Do they think we are daft? I would just try and keep prices as low and uncomplicated as possible, without attempting to fry the brains of customers by distracting them with too much information. Under this heading also come BOGOFs, here-today, gone-tomorrow deals which suck you in then let you down on your next visit, and too-good-to-be-true offers which have mysteriously run out by the time you make it to the store.
Don’t the bosses realise how infuriating and time-wasting this is for us? Supermarket shopping is exhausting enough without befuddling us and letting us down. It would be my vow to make sure prices are kept reasonable week-in, week-out. Really, that’s all customers want. A bit of security and reliability in a stressful world.
And while we are on the subject of supermarket exhaustion, I’d also mention the eternal issue of queues. I’d like to see the equation which weighs up “five o’clock / busy store / closed lanes”, because it certainly never works in favour of the customer.
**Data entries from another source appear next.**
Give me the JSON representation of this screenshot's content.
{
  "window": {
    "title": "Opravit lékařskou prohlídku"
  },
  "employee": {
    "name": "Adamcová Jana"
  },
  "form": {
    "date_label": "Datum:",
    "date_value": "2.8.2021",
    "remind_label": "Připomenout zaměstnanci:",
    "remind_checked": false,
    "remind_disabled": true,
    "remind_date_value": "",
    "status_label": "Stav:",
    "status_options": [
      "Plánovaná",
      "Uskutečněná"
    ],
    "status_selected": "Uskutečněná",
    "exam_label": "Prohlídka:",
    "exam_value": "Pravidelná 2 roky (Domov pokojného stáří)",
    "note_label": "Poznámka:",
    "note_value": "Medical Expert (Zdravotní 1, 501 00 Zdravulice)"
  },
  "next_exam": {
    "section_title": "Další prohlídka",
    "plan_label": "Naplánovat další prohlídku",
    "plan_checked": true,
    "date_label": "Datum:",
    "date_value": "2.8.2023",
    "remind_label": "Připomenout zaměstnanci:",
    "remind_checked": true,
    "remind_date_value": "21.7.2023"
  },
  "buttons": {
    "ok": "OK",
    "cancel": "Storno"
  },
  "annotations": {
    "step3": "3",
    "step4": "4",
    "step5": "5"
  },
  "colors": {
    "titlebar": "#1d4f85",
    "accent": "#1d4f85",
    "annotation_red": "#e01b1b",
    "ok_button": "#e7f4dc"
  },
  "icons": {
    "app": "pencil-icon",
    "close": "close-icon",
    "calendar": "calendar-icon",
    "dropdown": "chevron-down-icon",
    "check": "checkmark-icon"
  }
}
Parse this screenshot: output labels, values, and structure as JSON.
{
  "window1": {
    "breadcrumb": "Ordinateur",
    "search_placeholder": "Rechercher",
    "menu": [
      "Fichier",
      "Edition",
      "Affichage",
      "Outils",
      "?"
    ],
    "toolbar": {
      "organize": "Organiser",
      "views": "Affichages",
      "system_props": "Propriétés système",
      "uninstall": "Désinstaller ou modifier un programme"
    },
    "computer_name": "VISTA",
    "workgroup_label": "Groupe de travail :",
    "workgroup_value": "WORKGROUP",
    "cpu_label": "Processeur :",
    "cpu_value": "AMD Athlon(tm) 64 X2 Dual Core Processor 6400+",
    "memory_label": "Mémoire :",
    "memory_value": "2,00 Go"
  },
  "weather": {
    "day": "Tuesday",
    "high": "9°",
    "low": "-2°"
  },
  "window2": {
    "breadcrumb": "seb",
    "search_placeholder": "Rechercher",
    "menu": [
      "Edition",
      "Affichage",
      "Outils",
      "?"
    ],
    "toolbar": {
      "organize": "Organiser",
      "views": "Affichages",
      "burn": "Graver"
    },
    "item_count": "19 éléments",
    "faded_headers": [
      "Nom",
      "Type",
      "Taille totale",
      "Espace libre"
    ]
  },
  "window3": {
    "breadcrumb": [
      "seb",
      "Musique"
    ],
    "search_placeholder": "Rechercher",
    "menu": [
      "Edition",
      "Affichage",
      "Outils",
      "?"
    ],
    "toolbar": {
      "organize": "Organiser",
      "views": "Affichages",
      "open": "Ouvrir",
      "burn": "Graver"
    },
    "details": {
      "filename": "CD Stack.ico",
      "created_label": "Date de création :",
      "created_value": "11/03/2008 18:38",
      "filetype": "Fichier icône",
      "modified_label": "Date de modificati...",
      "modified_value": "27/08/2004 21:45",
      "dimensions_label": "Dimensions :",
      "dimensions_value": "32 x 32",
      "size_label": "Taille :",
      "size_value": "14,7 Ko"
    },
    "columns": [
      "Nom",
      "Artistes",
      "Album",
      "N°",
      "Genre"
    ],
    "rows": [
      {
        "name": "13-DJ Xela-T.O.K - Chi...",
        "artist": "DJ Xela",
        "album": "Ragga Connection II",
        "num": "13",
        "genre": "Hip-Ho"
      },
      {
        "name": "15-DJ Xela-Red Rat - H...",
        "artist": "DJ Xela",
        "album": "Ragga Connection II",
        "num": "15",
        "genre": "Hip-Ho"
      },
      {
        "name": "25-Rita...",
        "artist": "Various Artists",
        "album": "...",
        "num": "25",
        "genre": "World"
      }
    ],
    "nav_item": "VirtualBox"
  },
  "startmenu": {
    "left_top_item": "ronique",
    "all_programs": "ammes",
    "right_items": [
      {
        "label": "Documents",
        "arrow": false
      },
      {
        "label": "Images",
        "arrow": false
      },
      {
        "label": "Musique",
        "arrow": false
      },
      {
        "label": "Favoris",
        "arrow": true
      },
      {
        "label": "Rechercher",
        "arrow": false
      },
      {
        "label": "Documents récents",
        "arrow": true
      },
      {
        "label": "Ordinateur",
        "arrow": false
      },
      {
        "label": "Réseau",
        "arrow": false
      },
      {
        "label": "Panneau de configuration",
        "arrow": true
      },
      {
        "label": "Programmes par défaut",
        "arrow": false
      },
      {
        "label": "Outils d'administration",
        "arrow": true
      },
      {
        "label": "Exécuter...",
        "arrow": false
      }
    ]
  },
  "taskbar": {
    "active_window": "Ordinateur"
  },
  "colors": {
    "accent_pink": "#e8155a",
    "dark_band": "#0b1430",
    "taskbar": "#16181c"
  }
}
What kind of crazy thinking closes down a bank of tills when everyone turns out of work desperate to buy something for tea? I’d definitely recommend an end to this practice, and use a recent example of walking out of a certain store leaving a laden trolley behind as illustration.
Ah yes, tills. This would come under the heading of “how would you improve service?”. I’ll tell you exactly how I would improve service. I would call a halt to the roll-out of self-service tills. As previously outlined, supermarkets are frustrating places. And there is nothing, yes, nothing, more frustrating than having to pay for your goods using “self-scan”. Anything more than a tin of beans and a cabbage falls off the bagging area. Anything heavier than a feather dropped in error threatens to set off the sprinklers and lock down the store. Anything out of the ordinary – loose potatoes say, or a bottle of wine – demands the attention of an assistant who nine times out of 10 looks murderous.
What’s that? My time is up? You’re sorry to tell me that I haven’t got the job? Oh dear. Well, all that’s left for me to say is good luck to the person who does get it. You’re certainly going to need it.